On Wed, 10 Aug 2016 at 11:16 Steve Dower steve.dower@python.org wrote:
[SNIP]
Finally, the encoding of stdin, stdout and stderr are currently (correctly) inferred from the encoding of the console window that Python is attached to. However, this is typically a codepage that is different from the system codepage (i.e. it's not mbcs) and is almost certainly not Unicode. If users are starting Python from a console, they can use "chcp 65001" first to switch to UTF-8, and then *most* functionality works (input() has some issues, but those can be fixed with a slight rewrite and possibly breaking readline hooks).
It is also possible for Python to change the current console encoding to be UTF-8 on initialize and change it back on finalize. (This would leave the console in an unexpected state if Python segfaults, but console encoding is probably the least of anyone's worries at that point.) So I'm proposing actively changing the current console to be Unicode while Python is running, and hence sys.std[in|out|err] will default to utf-8.

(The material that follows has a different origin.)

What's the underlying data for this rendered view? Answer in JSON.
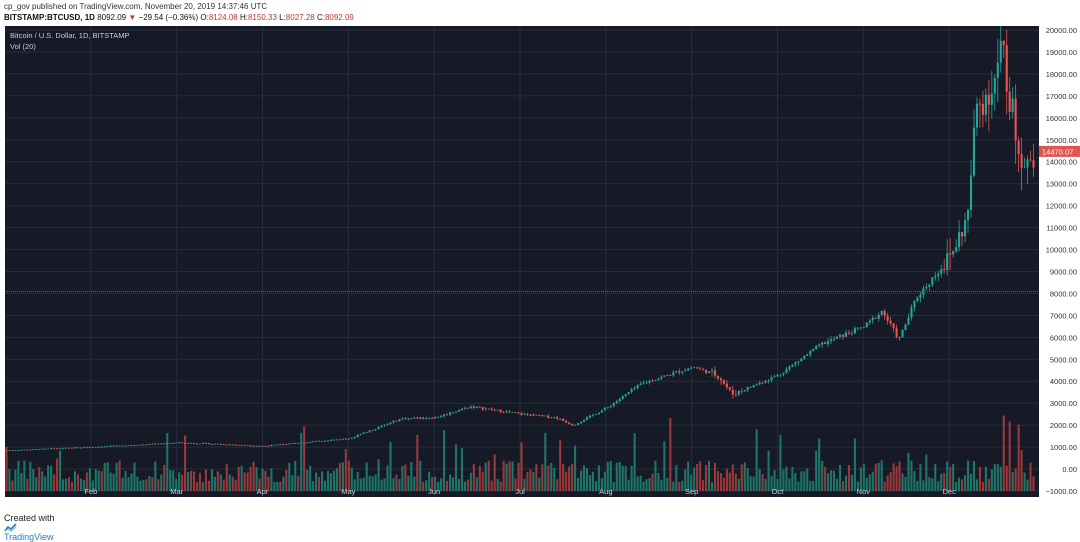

So that's a broad range of changes, and I have little hope of figuring out all the possible issues, back-compat risks, and flow-on effects on my own. Please let me know (either on-list or off-list) how a change like this would affect your projects, either positively or negatively, and whether you have any specific experience with these changes/fixes and think they should be approached differently.
To summarise the proposals (remembering that these would only affect Python 3.6 on Windows):
[SNIP]
- force the console encoding to UTF-8 on initialize and revert on finalize
Don't have enough Windows experience to comment on the other parts of this proposal, but for the console encoding I am a hearty +1 as I'm tired of Unicode characters failing to show up in the REPL.